In 1979 the Merluza prospect was tested by wildcat SPS-11 on block ACS 14, acquired by Pecten/Shell/Marathon. The location was on the fold axis three kilometers north of the crest of the Merluza structure. It drilled through Tertiary and Cretaceous clastics into Albian Guaruja limestone below 5,000 meters (figure 2)
While drilling, a thin gas zone was recognized in an Upper Cretaceous shallow-marine sandstone. A gas show also was indicated in a Turonian sandstone.

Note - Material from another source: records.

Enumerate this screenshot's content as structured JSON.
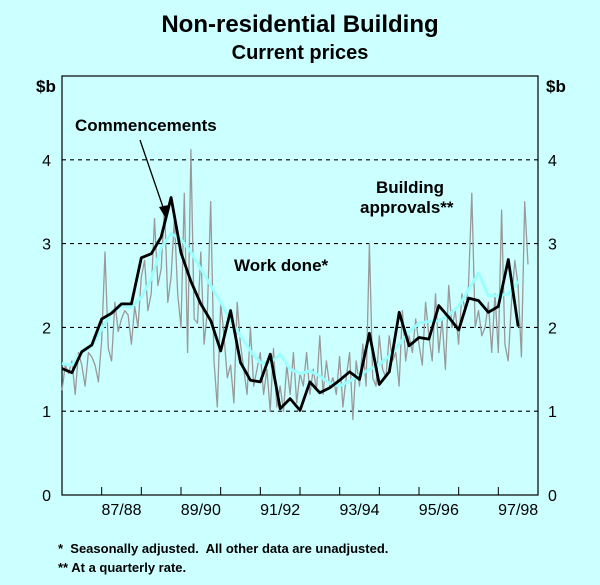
{
  "chart_data": {
    "type": "line",
    "title": "Non-residential Building",
    "subtitle": "Current prices",
    "y_unit_left": "$b",
    "y_unit_right": "$b",
    "ylim": [
      0,
      5
    ],
    "yticks": [
      0,
      1,
      2,
      3,
      4
    ],
    "ytick_labels": [
      "0",
      "1",
      "2",
      "3",
      "4"
    ],
    "xlim": [
      0,
      48
    ],
    "x_tick_labels": [
      {
        "label": "87/88",
        "at": 6
      },
      {
        "label": "89/90",
        "at": 14
      },
      {
        "label": "91/92",
        "at": 22
      },
      {
        "label": "93/94",
        "at": 30
      },
      {
        "label": "95/96",
        "at": 38
      },
      {
        "label": "97/98",
        "at": 46
      }
    ],
    "annotations": [
      {
        "text": "Commencements",
        "series": "Commencements"
      },
      {
        "text": "Work done*",
        "series": "Work done"
      },
      {
        "text": "Building",
        "series": "Building approvals"
      },
      {
        "text": "approvals**",
        "series": "Building approvals"
      }
    ],
    "series": [
      {
        "name": "Commencements",
        "color": "#000000",
        "x_step": 1,
        "x_start": 0,
        "values": [
          1.51,
          1.46,
          1.71,
          1.79,
          2.1,
          2.17,
          2.28,
          2.28,
          2.83,
          2.88,
          3.08,
          3.55,
          2.89,
          2.55,
          2.28,
          2.08,
          1.72,
          2.2,
          1.58,
          1.37,
          1.35,
          1.68,
          1.03,
          1.15,
          1.01,
          1.35,
          1.22,
          1.28,
          1.37,
          1.47,
          1.38,
          1.93,
          1.32,
          1.47,
          2.18,
          1.78,
          1.88,
          1.86,
          2.26,
          2.12,
          1.97,
          2.35,
          2.32,
          2.18,
          2.25,
          2.81,
          2.01
        ]
      },
      {
        "name": "Work done",
        "color": "#99ffff",
        "x_step": 1,
        "x_start": 0,
        "values": [
          1.57,
          1.55,
          1.7,
          1.78,
          1.98,
          2.18,
          2.26,
          2.24,
          2.36,
          2.58,
          2.95,
          3.12,
          3.05,
          2.9,
          2.7,
          2.5,
          2.3,
          2.08,
          1.9,
          1.72,
          1.58,
          1.58,
          1.68,
          1.5,
          1.45,
          1.48,
          1.42,
          1.33,
          1.3,
          1.36,
          1.43,
          1.5,
          1.56,
          1.66,
          1.8,
          1.95,
          2.05,
          2.07,
          2.08,
          2.15,
          2.25,
          2.45,
          2.65,
          2.38,
          2.38,
          2.4,
          2.55
        ]
      },
      {
        "name": "Building approvals",
        "color": "#999999",
        "x_step": 0.3333,
        "x_start": 0,
        "values": [
          1.25,
          1.55,
          1.45,
          1.6,
          1.2,
          1.7,
          1.55,
          1.3,
          1.7,
          1.65,
          1.55,
          1.35,
          1.85,
          2.9,
          1.75,
          1.6,
          2.3,
          1.95,
          2.1,
          2.2,
          2.15,
          1.8,
          2.25,
          2.0,
          2.6,
          2.8,
          2.2,
          2.4,
          3.3,
          2.5,
          2.7,
          3.45,
          2.3,
          2.6,
          3.3,
          2.4,
          2.0,
          3.6,
          1.7,
          4.12,
          2.1,
          2.05,
          2.9,
          1.8,
          2.2,
          3.5,
          1.6,
          1.05,
          2.3,
          1.9,
          1.4,
          1.55,
          1.1,
          2.3,
          1.8,
          1.5,
          1.2,
          2.0,
          1.3,
          1.5,
          1.7,
          1.2,
          1.5,
          1.0,
          1.75,
          1.05,
          1.3,
          1.0,
          1.55,
          1.2,
          1.7,
          1.1,
          1.45,
          1.3,
          1.7,
          1.2,
          1.5,
          1.25,
          1.9,
          1.2,
          1.6,
          1.3,
          1.4,
          1.2,
          1.65,
          1.05,
          1.4,
          1.7,
          0.9,
          1.6,
          1.3,
          1.8,
          1.3,
          3.0,
          1.4,
          1.3,
          1.9,
          1.5,
          1.4,
          1.9,
          1.6,
          1.7,
          1.3,
          2.2,
          1.6,
          1.9,
          1.7,
          2.1,
          1.8,
          1.55,
          2.3,
          1.9,
          1.6,
          2.4,
          1.7,
          2.1,
          1.5,
          2.5,
          2.0,
          2.2,
          1.8,
          2.4,
          2.2,
          2.5,
          3.6,
          2.0,
          2.2,
          1.9,
          2.0,
          2.3,
          1.7,
          2.4,
          1.7,
          3.4,
          1.8,
          1.6,
          2.3,
          2.8,
          2.5,
          1.65,
          3.5,
          2.75
        ]
      }
    ]
  },
  "footnotes": [
    "*  Seasonally adjusted.  All other data are unadjusted.",
    "** At a quarterly rate."
  ]
}
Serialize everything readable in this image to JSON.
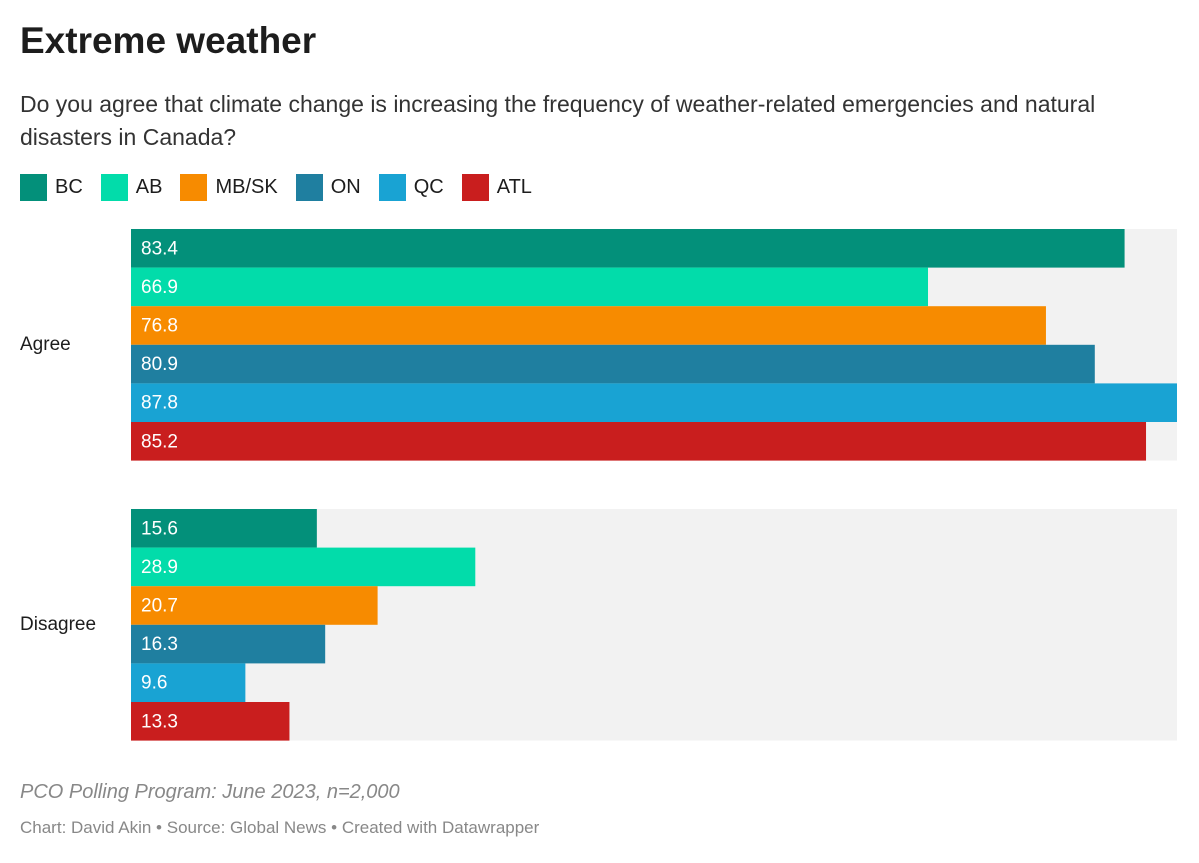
{
  "chart_data": {
    "type": "bar",
    "title": "Extreme weather",
    "subtitle": "Do you agree that climate change is increasing the frequency of weather-related emergencies and natural disasters in Canada?",
    "categories": [
      "Agree",
      "Disagree"
    ],
    "series": [
      {
        "name": "BC",
        "color": "#03907a",
        "values": [
          83.4,
          15.6
        ]
      },
      {
        "name": "AB",
        "color": "#02dcaa",
        "values": [
          66.9,
          28.9
        ]
      },
      {
        "name": "MB/SK",
        "color": "#f78b00",
        "values": [
          76.8,
          20.7
        ]
      },
      {
        "name": "ON",
        "color": "#1f7fa0",
        "values": [
          80.9,
          16.3
        ]
      },
      {
        "name": "QC",
        "color": "#19a3d3",
        "values": [
          87.8,
          9.6
        ]
      },
      {
        "name": "ATL",
        "color": "#c91e1e",
        "values": [
          85.2,
          13.3
        ]
      }
    ],
    "xlim": [
      0,
      87.8
    ],
    "note": "PCO Polling Program: June 2023, n=2,000",
    "credit": "Chart: David Akin • Source: Global News • Created with Datawrapper"
  }
}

A strong water flow from the deep Lower Cretaceous limestone forced abandonment without logs or tests being run.
In 1982 after geologic and geophysical review and with partner's agreement, the SPS-21 was drilled four kilometers south of the SPS-11, very near the deep crest of the Merluza structure. It found the thin shallow-marine sandstone, but not the deeper Turonian sandstone -- and partners lost interest and withdrew from the contract.
Pecten geologist Seymore Sharps interpreted from sample studies that the Turonian Lower Itajai sandstone interval with a gas show in the SPS-11 was of turbidite origin. Structural restorations indicated that during Turonian time the Merluza salt pillow grew by sediment loading on the flanks.
The crest was eroded and Lower Itajai turbidite sandstones onlapped the north half of the structure, causing the absence of the turbidite sand in SPS-21 on the crest (figure 3).
Pecten geophysicists Bill Elbel and Tom Baird mapped a high amplitude reflection tentatively tied to the turbidite gas sand interval in the SPS-11. This strong reflection expanded down the north plunge of the anticline from the area between the SPS-21 and the SPS-11.
They interpreted the thickness of the porous sand, which gave rise to this reflection.
Next, a recommendation was prepared under the direction of Richard Gardell and Jack Edwards to drill a third well on the Merluza prospect.
During 1984 Pecten, acting alone, drilled the SPS-20 three kilometers north of the first well (SPS-11) on the fold axis, within closure, but well down the north plunge. SPS-20 was a gas condensate discovery in the Itajai turbidite with 26 meters (86 feet) of pay with 20 percent porosity.
During 1985-86, Pecten conducted additional geologic studies by Sharps and Patricia Santigrossi. Geophysical analysis of reprocessed seismic data (by Elbel, supervised by Baird) resulted in excellent ties with the well log synthetics. This seismic data was used to map the Turonian reservoir thickness and extent.
This work increased confidence in the porosity -- thickness geometry of the reservoir beyond the economic threshold of gas volume needed to proceed with development.
While exploration studies and economic evaluation continued, discussions with Petrobras took place to formulate a gas contract.
The original risk contract did not contain a gas development clause. These discussions were led by Phil Jensen, Bruce Bernard and Fred MacDougal of Pecten, and Luis Reis of Petrobras.
Pecten and Petrobras eventually agreed to a development plan, and from 1986 to 1990 six development wells were drilled based on the seismically mapped reservoir geometry.
A production platform and a 100-mile pipeline to shore was constructed. Commercial production was established in May 1993 and gas began to flow to Sao Palo, Brazil. The Merluza field operation was turned over to Petrobras in accordance with the risk contract.
Merluza has produced an average of 60 million cubic feet of gas and 3,000 barrels of condensate per day. The original estimated ultimate recovery for Merluza Field was 300 billion cubic feet of gas plus 11 million barrels of oil.
Subsequently Petrobras has discovered four oil and gas fields in Lower Cretaceous limestones in the southern part of the Santos Basin. Pecten had drilled one of these blocks and decided not to test or complete the well because of the 2000-ppm H2S content of the gas in this offshore location.